“How say you! do you not yet begin to apprehend a comfort? some allay of sweetness in the bitter waters?”

Charles Lamb.

It was twelve o’clock before I got back to my lodgings. I had done my best to cheer my uncle up, and certainly left him a great deal calmer than I had found him. You may believe he had asked me no questions about my visit to Thistlewood; the poor man could think and speak of nothing else but his daughter.

For myself, I never seriously reflected how far I was to be considered affected by Conny’s unnatural conduct until I reached my lodgings. Then, in the stillness of my sitting-room, with nothing to distract my attention but the picture of my landlady’s husband, with a great moon shining solemnly in through the window, and all the trees breathless in the night, I could think.

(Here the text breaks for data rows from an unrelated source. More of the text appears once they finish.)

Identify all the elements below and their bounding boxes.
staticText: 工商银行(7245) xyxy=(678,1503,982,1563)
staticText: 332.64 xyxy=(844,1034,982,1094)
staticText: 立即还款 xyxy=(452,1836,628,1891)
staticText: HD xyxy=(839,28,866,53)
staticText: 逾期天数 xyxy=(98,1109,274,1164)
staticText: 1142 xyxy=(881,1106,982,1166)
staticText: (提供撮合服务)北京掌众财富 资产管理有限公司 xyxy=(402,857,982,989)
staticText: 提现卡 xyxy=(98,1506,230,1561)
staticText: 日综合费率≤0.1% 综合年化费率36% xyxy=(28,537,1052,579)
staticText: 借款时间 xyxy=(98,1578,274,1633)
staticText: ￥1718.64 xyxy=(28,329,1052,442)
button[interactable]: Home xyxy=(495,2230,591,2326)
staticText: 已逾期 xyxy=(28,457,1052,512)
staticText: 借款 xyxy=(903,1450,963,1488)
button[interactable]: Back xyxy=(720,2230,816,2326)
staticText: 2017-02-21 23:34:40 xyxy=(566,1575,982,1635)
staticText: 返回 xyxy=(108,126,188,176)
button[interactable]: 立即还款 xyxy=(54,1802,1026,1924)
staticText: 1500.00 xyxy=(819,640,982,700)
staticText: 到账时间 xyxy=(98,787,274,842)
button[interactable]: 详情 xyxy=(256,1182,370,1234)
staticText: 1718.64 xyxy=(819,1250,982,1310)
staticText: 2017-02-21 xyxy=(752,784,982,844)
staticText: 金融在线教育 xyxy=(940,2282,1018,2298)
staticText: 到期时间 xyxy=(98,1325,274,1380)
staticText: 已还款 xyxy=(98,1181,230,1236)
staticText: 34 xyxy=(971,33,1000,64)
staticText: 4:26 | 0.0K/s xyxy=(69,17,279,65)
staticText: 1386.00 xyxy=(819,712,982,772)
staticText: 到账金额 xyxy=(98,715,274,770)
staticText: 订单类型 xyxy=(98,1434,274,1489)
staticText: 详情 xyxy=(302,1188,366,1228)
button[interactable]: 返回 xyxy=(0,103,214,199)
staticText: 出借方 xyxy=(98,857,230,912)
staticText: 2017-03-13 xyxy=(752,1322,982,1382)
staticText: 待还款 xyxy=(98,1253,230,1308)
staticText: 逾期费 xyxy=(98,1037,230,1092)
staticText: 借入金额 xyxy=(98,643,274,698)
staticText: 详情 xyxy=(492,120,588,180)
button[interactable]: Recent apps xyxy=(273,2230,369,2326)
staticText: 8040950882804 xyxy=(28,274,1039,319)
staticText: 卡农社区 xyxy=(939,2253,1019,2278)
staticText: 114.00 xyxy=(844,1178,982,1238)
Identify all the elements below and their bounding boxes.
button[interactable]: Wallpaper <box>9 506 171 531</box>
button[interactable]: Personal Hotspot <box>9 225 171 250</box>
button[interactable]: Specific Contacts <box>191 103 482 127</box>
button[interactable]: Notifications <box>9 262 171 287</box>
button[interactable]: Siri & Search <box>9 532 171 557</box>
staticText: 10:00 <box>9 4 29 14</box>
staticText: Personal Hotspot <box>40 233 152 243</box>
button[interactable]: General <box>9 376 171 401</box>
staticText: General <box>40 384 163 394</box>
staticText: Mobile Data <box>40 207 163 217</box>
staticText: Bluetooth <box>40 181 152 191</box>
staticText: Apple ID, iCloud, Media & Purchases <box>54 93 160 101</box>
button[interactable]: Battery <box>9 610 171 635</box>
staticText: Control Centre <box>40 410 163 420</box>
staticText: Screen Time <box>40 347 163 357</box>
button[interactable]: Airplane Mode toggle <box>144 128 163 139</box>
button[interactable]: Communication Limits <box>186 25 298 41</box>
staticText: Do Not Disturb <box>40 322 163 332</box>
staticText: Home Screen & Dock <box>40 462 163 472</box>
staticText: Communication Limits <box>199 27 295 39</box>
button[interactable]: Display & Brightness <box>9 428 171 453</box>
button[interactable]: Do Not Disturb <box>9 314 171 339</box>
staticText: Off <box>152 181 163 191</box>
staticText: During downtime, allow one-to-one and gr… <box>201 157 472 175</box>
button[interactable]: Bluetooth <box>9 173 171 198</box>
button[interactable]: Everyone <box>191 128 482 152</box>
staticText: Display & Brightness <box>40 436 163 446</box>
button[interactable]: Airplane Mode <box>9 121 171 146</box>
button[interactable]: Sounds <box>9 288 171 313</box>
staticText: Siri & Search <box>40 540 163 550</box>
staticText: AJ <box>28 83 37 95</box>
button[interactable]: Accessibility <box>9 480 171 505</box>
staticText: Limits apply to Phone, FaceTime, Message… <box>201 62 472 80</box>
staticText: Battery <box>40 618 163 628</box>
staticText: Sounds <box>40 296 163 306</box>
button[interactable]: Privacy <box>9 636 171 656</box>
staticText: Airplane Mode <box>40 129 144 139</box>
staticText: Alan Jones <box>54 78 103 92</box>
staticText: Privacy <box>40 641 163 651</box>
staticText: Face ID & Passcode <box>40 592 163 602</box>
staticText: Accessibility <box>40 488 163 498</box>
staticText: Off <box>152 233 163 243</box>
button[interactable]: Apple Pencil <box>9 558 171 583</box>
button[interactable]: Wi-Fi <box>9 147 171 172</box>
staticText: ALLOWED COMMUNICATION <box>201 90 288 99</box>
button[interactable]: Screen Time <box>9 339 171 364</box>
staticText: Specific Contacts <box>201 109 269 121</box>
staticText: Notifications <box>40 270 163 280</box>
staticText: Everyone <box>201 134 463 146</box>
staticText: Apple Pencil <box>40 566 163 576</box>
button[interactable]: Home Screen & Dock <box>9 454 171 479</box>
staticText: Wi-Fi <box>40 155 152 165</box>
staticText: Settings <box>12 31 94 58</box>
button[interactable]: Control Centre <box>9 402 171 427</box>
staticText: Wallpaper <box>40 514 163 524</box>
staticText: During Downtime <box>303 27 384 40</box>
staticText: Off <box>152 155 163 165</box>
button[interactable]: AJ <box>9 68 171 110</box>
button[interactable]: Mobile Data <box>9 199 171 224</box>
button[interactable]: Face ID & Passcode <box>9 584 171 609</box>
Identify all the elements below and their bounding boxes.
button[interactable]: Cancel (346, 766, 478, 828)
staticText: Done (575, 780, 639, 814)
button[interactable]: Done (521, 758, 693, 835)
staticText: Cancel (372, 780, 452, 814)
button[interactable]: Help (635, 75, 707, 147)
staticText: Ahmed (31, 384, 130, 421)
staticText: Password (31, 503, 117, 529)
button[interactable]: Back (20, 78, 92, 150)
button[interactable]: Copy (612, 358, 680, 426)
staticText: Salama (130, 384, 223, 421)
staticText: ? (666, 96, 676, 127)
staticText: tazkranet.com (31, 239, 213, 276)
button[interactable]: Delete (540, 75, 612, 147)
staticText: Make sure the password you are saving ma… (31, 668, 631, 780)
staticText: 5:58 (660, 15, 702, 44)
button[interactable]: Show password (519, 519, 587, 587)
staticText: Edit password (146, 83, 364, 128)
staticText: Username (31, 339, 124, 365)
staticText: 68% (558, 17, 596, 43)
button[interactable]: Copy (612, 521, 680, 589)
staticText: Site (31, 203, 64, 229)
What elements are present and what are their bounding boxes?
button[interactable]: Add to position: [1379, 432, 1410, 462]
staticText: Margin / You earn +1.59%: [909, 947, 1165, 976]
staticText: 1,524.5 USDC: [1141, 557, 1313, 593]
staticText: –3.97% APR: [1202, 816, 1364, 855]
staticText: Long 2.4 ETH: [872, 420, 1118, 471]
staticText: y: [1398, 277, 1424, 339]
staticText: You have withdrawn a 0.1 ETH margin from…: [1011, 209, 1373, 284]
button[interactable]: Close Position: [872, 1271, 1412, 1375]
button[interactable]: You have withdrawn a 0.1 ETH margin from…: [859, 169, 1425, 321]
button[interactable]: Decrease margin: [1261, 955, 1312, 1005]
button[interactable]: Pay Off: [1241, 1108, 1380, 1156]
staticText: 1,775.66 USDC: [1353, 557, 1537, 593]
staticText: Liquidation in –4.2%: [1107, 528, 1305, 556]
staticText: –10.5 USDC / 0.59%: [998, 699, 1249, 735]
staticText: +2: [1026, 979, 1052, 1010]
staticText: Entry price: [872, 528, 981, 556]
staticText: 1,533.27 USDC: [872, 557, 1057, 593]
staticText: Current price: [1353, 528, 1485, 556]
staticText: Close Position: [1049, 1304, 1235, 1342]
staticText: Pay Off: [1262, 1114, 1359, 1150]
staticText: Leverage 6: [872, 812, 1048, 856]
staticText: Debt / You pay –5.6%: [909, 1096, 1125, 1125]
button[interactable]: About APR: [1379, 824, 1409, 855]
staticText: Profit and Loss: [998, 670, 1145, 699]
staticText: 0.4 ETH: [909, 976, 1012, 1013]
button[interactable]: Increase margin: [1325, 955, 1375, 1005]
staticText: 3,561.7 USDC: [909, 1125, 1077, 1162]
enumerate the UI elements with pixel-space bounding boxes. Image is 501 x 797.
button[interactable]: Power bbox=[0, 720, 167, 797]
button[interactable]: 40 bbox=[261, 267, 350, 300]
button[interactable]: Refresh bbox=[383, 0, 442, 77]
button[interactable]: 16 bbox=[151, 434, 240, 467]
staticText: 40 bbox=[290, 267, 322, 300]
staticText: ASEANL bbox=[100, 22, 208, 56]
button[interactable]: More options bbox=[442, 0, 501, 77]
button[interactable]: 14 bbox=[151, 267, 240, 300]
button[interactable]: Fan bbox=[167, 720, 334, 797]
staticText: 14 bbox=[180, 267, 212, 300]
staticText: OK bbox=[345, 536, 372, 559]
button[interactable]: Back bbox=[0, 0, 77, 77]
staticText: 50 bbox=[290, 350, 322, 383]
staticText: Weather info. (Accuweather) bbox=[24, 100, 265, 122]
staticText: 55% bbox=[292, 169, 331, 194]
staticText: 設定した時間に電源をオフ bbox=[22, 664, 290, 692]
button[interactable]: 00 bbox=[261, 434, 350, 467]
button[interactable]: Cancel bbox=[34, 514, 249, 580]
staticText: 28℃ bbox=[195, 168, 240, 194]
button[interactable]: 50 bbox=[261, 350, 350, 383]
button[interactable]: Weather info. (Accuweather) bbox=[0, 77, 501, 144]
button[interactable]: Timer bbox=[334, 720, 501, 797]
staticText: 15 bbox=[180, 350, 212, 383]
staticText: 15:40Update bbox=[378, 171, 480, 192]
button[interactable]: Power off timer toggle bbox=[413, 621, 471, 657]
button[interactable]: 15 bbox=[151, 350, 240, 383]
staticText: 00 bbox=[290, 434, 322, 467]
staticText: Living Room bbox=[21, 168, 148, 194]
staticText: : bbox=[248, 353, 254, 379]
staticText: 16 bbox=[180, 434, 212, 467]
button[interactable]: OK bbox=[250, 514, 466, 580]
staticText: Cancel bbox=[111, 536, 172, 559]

To think was to be shocked. What a depth of duplicity was in that child! Did I now know why she hadn’t answered my letter! Oh fool, fool, ever to have given her a thought! For what had she encouraged me? for what had she simpered and blushed when I had looked and sighed? for what had she allowed me, that Sunday evening, to coquette with her hair and the rose? for what had she called Mr. Curling “that nice young man?” for what had she given me reason to believe that her heart was entirely vacant, and that, if I would be patient, she would some day or other permit my image to take up a permanent lodging there? I say for what? and echo answered, Sot!

She had thrust me between her mother and herself, so that my elegant shape might hide from her mamma’s eyes the love-making she and that rascal Curling were enjoying behind me.

I had been made a tool of. Confusion! how that cashier must have sniggered at me when I wasn’t looking! how, when I had treated him with the lordly affability that is the marked characteristic of contempt, how must he have revelled in the reflection that he and his sweetheart were making, between them, the most consummate ass that ever walked on two legs, of the very fine gentleman!

Here were the dregs of the nauseating dose, and, phew! filthy and bitter they were. It was no medicine. It was rank poison; and my love, sadly emaciated already, and worn out for want of proper nourishment, gave a kick, and expired. Yes, that night,

Down dropped my love,

My love dropped dead!

Blow out your candle, Eugenio, and the sudden extinction of the flame shall illustrate the awful abruptness with which my flame perished. From that night, from that hour of pride made wretched by contempt, Conny was no more to me than the scarecrow that nods its blind head at the birds and flaps its idle rags along the breeze. I was in her power once. My heart had palpitated in the golden meshes of her hair like a robin in a fowler’s net. I was hers—she might have married me. But she had preferred a cashier. She had chosen for her partner a banker’s clerk with frizzy hair; for a breast to lean on, a bosom shaped like a pigeon-pie. Was I going to gnash my teeth and hurl ghastly looks at the moon? Does Abraham Levi burst into tears when a customer finds something more striking and splendid in a piece of paste than in a fine stone? I was a diamond, she might have worn me: she had chosen a Brummagem article instead, and by heavens, Eugenio! no liquid gem distilled from my eyes should add one grain of worth to her outrageous choice!